Au milieu de leurs travaux, la troupe d artistes qui doit jouer la comédie de Jovial, vient le trouver. Le poète avoue que son dénouement l’embarrasse ; mais il se flatte que quelque heureuse circonstance viendra le tirer d’embarras. On fait préparer un déjeûner, et pour mieux juger de l’effet de la pièce, Jovial propose à ses artistes d’en faire une répétition en présence de Fricoteau. Le bon restaurateur ne demande pas mieux que de voir son salon transformé en théâtre. Il s’occupe lui-même de la disposition de la scène ; et pour séparer l’auditoire des acteurs, il forme une barrière de bouteilles. La pièce commence : En voici le sujet :

Mathurin, bon paysan, a pour fille Pauline, que Nicaise recherche en mariage. Ce Nicaise a toute la niaiserie qu’annonce le nom qu’il porte, et déplaît souverainement à Pauline. Mais en récompense elle aime de tout son cœur un jeune militaire brave et spirituel, qu’on appelle Frédéric. Malheureusement ce Frédéric est Allemand et prisonnier de guerre ; et la grande difficulté est d’epouser un homme qui n’est pas maître de sa personne.

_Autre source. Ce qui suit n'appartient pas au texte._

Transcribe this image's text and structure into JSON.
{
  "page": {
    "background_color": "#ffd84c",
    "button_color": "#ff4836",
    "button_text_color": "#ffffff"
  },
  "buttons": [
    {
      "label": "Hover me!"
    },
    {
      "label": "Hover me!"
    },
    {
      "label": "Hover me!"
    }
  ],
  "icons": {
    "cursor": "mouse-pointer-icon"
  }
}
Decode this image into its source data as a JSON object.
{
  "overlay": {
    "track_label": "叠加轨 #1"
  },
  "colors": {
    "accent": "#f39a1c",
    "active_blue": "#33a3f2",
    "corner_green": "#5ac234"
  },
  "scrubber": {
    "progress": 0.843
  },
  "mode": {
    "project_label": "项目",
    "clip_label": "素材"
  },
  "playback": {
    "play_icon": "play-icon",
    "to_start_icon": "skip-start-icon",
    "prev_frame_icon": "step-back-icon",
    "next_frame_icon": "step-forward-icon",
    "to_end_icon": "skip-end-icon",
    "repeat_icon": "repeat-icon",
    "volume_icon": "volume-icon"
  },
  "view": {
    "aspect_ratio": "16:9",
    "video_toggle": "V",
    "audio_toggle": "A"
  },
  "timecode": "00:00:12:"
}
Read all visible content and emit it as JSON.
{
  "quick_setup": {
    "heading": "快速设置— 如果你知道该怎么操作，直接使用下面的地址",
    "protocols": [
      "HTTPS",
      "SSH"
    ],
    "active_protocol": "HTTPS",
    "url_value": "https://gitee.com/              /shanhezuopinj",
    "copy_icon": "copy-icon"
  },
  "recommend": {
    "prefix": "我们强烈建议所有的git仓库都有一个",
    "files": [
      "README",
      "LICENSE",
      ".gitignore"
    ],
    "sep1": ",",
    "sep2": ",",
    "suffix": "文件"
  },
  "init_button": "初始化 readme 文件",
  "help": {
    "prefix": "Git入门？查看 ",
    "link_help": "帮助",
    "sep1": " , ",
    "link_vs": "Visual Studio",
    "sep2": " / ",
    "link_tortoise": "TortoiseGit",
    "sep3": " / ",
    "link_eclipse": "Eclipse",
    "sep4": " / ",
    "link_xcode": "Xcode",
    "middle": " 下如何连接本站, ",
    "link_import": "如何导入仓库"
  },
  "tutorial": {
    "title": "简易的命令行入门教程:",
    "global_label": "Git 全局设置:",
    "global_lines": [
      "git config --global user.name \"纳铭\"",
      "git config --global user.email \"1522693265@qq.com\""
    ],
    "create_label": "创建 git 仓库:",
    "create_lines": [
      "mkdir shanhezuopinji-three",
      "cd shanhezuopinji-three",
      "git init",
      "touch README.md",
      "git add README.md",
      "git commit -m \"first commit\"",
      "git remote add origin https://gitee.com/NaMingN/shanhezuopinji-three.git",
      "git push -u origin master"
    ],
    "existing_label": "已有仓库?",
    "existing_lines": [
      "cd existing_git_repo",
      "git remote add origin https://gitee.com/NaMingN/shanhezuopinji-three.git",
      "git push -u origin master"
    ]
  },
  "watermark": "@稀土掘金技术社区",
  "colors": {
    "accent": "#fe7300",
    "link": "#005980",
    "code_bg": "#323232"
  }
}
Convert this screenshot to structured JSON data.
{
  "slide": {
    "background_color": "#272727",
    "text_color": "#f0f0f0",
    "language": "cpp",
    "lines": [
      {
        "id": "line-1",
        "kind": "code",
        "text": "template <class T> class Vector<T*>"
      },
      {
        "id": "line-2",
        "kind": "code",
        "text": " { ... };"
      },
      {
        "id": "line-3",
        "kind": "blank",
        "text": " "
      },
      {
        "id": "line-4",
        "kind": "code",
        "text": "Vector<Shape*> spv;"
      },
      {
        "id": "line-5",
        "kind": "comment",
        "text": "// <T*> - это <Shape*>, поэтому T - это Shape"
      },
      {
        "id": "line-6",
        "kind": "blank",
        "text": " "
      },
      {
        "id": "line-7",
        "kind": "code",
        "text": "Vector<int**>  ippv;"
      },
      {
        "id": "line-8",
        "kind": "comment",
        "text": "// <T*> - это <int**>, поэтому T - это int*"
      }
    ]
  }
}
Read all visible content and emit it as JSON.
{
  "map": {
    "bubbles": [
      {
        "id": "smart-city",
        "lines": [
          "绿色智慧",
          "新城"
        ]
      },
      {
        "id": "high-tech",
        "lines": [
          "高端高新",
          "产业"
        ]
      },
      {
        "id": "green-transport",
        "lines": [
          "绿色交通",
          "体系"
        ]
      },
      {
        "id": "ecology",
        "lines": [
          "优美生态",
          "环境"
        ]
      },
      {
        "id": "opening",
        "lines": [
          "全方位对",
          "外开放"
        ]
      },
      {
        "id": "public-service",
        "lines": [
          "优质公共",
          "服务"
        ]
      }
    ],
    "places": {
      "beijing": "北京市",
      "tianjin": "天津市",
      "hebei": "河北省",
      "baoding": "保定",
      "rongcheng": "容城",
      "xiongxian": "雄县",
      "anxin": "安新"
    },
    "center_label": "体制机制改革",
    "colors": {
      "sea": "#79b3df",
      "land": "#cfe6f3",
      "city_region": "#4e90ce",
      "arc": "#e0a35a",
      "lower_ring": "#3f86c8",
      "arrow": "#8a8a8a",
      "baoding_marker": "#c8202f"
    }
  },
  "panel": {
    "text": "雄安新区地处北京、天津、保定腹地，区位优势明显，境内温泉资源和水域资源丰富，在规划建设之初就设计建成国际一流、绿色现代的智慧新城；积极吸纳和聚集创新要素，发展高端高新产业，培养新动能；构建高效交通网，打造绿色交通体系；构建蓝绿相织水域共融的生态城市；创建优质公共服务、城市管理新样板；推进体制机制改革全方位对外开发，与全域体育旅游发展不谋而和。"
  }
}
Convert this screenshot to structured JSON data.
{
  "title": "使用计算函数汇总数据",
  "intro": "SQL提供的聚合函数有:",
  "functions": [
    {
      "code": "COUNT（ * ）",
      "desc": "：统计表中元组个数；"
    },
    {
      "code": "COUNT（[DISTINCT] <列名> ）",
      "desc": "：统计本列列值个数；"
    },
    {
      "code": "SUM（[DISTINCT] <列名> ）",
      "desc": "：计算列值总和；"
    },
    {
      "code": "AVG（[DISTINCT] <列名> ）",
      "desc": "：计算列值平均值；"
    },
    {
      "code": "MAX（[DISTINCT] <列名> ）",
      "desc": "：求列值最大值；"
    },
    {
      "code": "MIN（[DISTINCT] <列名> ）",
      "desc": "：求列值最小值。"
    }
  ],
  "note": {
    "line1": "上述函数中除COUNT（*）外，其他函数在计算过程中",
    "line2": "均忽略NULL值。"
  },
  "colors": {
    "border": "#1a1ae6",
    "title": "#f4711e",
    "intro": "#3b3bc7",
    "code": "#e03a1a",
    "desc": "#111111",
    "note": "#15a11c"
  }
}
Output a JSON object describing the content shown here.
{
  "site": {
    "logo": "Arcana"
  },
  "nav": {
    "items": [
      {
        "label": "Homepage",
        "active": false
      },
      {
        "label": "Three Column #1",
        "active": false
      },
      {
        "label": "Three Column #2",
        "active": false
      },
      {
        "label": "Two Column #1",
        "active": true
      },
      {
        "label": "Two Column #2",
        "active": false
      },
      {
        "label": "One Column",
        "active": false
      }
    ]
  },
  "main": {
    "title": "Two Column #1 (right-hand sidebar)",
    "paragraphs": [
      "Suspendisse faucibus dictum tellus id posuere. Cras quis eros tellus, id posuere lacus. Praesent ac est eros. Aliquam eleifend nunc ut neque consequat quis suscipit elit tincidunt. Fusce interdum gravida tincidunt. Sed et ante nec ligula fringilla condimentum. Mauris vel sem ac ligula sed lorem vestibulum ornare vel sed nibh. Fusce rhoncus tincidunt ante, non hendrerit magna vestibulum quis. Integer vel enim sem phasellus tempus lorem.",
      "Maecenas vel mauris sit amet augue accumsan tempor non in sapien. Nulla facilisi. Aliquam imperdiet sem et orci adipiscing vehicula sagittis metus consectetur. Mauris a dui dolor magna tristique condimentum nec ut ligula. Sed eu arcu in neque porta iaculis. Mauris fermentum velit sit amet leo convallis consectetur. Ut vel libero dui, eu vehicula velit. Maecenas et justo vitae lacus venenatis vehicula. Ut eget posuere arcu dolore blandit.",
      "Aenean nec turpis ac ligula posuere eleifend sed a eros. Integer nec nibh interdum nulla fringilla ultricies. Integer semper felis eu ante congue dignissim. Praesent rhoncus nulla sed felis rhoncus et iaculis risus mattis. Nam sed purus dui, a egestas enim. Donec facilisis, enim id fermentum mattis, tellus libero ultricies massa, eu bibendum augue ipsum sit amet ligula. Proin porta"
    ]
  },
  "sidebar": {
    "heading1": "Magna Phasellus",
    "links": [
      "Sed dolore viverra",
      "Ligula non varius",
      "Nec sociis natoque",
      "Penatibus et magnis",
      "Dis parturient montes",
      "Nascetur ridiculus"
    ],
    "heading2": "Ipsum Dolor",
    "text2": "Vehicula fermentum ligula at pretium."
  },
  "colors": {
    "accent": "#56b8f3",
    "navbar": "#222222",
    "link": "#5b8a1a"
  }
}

Nicaise se prévaut de ses avantages, et presse Mathurin de lui donner la main de Pauline. La jeune amoureuse refuse ; la lutte s’engage, c’est ici que le dénouement est difficile à trouver ; mais au moment où l’on y pense le moins, un soldat arrive de la Grande-Armée, et annonce que la paix est conclue. Frédéric et Pauline sont au comble de la joie , Nitaise en pâlît, et Mathurin, homme de bon sens, reconnoissant le mérite, de Frédéric, consent à l’unir à Pauline.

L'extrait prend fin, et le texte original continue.